Hi everyone, I'm doing some comparisons between models and for each of them I'm going to compute Akaike information Criterion (AIC) and Bayesian Information Criterion (BIC). When it comes to MAST hurdle model (https://genomebiology.biomedcentral.com/articles/10.1186/s13059-015-0844-5 ... under the chapter "Single-cell RNA-seq hurdle model"), I don't understand how to determine the number of parameters for the Continous part and for the Discrete one. I'll make a toy example:
library(truncnorm)
library(MAST)
# Experiment with 100 cells and 1000 genes
# Generate obs from a truncated gaussian
tn <- matrix(rtruncnorm(100000, a=1e-8, b=Inf, mean = 10, sd = 5),ncol = 100)
# Generate bernoulli obs
bn <- matrix(rbinom(100000,1,c(0.1,0.4,0.7,0.9)),ncol = 100)
# Adding zeroes
tn[bn==1] <- 0
# Converting to single-cell object
sca <- FromMatrix(tn)
# Compute cngeneson in order to have a discrete analog of global normalization
ngeneson <- apply(tn,2,function(x) mean(x>0))
CD <- colData(sca)
CD$ngeneson <- ngeneson
CD$cngeneson <- CD$ngeneson-mean(ngeneson)
colData(sca) <- CD
# hurdle model estimation
hm <- zlm(~ 1 + cngeneson ,method = "bayesglm", sca = sca)

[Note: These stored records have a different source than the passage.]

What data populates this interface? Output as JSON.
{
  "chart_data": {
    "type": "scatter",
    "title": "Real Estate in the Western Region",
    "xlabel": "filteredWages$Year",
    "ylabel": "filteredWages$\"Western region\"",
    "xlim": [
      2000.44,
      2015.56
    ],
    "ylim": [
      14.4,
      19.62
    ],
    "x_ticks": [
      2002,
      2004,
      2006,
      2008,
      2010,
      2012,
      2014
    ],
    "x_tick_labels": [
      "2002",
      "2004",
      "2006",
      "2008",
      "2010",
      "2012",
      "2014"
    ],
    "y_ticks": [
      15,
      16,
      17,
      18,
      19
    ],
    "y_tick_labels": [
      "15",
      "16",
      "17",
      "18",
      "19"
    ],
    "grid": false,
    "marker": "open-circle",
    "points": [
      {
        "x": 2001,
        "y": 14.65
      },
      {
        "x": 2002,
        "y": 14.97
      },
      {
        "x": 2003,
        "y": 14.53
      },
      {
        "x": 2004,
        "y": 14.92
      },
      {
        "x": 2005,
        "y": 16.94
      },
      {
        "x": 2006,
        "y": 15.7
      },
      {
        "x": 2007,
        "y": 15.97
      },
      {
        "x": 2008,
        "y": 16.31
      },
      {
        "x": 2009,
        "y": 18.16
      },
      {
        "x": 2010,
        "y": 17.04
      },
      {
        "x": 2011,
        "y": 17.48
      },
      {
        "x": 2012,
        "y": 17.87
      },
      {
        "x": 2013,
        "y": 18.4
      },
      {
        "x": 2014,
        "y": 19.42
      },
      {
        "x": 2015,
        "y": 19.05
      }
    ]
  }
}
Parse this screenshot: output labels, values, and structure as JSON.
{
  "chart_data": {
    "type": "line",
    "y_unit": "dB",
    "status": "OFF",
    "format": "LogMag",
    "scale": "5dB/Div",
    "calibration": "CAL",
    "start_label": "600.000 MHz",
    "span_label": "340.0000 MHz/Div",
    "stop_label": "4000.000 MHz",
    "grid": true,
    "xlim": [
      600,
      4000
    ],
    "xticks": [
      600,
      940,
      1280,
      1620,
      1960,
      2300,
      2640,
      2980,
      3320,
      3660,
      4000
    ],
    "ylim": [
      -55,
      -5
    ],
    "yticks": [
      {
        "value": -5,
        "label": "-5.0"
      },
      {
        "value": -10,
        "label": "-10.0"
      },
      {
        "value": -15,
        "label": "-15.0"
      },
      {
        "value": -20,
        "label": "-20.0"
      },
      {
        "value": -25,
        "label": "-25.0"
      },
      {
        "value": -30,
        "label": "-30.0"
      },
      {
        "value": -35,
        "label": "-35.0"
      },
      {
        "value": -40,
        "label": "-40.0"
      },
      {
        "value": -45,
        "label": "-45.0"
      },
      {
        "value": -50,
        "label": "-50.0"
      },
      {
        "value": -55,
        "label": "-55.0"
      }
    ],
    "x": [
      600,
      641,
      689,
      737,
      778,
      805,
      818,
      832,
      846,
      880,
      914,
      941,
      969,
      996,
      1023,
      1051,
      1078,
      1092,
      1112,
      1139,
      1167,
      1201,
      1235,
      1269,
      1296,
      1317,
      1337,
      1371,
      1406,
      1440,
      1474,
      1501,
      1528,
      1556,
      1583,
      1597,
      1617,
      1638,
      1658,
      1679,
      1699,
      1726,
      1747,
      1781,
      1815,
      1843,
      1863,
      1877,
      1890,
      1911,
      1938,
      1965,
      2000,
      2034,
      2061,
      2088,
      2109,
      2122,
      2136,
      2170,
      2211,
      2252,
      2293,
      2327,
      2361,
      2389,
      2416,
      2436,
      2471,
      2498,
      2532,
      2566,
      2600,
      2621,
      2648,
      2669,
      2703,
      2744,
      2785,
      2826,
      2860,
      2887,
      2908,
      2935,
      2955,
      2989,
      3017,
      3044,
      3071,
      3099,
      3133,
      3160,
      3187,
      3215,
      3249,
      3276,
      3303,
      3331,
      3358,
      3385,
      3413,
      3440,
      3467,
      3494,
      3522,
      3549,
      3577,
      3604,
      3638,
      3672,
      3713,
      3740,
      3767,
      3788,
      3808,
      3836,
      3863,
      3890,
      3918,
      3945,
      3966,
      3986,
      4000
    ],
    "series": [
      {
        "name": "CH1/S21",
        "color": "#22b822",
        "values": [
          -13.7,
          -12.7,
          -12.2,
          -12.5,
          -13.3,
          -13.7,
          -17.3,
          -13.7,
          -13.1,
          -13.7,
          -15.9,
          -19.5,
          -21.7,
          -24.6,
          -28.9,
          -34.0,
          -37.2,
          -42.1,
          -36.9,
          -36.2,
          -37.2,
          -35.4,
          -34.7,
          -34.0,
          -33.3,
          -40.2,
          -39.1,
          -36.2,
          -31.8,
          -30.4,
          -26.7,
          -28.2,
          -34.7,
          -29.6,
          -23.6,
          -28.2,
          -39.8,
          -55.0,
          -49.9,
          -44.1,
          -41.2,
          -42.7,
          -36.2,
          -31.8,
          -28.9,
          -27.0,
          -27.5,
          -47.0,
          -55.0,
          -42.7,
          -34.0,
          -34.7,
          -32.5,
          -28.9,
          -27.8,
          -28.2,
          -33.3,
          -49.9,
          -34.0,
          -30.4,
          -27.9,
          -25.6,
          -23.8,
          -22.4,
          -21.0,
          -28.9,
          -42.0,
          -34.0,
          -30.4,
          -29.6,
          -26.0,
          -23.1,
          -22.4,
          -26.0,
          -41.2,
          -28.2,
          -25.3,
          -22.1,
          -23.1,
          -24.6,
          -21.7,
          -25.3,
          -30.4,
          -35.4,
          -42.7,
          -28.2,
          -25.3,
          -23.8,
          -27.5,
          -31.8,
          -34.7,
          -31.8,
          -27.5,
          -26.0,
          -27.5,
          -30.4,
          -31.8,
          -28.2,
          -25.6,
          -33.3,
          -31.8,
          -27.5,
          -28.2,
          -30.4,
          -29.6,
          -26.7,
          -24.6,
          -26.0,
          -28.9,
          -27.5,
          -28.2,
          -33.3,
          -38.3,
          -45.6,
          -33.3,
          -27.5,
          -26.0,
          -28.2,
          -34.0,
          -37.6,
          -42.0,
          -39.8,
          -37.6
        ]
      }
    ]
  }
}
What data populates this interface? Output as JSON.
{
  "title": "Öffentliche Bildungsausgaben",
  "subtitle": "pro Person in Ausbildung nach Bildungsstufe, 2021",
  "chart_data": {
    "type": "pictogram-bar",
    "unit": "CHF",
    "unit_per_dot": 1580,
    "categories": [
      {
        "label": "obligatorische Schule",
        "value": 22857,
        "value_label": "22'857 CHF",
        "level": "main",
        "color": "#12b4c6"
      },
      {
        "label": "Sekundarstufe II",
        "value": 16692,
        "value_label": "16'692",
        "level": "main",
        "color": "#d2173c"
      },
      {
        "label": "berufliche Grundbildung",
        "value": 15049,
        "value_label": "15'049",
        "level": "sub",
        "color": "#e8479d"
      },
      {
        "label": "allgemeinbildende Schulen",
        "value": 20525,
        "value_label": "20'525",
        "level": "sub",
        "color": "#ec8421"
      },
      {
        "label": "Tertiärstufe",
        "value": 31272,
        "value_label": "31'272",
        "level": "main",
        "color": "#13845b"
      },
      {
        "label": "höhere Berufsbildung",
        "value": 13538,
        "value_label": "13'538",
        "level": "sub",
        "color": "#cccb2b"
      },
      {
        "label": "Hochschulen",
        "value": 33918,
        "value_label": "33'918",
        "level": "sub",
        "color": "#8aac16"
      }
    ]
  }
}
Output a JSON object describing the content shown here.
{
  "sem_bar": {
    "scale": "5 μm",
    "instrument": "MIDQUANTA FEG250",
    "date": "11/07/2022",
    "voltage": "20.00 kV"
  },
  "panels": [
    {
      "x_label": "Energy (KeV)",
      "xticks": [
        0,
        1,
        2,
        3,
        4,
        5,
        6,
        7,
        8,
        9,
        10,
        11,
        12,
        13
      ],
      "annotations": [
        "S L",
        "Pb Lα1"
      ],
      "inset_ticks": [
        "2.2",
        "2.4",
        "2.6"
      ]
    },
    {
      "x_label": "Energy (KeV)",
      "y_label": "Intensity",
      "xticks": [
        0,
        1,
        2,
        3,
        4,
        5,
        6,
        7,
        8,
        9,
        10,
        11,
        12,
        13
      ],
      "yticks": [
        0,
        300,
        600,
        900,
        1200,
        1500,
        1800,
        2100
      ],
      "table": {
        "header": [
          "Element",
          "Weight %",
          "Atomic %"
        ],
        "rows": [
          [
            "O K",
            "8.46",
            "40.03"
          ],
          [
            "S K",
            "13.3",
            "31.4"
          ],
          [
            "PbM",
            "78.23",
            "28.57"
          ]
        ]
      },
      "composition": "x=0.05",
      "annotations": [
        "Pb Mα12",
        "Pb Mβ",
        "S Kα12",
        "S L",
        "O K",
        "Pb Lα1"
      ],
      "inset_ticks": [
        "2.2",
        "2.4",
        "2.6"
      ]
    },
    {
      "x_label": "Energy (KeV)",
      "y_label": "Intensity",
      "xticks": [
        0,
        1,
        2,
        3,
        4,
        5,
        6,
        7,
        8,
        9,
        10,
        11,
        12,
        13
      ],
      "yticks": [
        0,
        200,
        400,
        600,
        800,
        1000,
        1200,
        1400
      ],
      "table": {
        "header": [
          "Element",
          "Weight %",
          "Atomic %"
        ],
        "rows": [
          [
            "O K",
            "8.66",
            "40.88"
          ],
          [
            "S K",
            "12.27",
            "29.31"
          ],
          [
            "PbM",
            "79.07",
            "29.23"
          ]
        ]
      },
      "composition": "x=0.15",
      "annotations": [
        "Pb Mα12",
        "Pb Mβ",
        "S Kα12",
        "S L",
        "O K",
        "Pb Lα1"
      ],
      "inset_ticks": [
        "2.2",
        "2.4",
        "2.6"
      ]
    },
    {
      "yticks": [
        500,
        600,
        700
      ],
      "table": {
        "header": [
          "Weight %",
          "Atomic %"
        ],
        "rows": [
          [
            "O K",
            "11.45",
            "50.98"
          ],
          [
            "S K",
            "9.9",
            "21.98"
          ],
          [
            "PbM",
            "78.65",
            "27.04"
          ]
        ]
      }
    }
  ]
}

# AIC calculation: How can I compute the number of parameters?
total_AIC <- sum(2 * num_params - 2 * hm@loglik)
total_BIC <- sum(log(100) * num_params - 2 * hm@loglik)
From the glm theory I remember that if I compute the difference between:
num_params = -(hm@df.null - hm@df.resid)
# That shoul correspond to = n - 1 - (n - p - 1) = p
Then I should add 1 for the intercepts in both Continous and Discrete parts and another 1 for the variance of the truncated normal in the Continous part? But I'm not very sure about this because I don't understand the way df.resid are calculated in this model. Can someone enlighten me please?
Hi OP, checking in to see if you found a solution to this issue. I'm also interested in using AICs to evaluate model fits in MAST.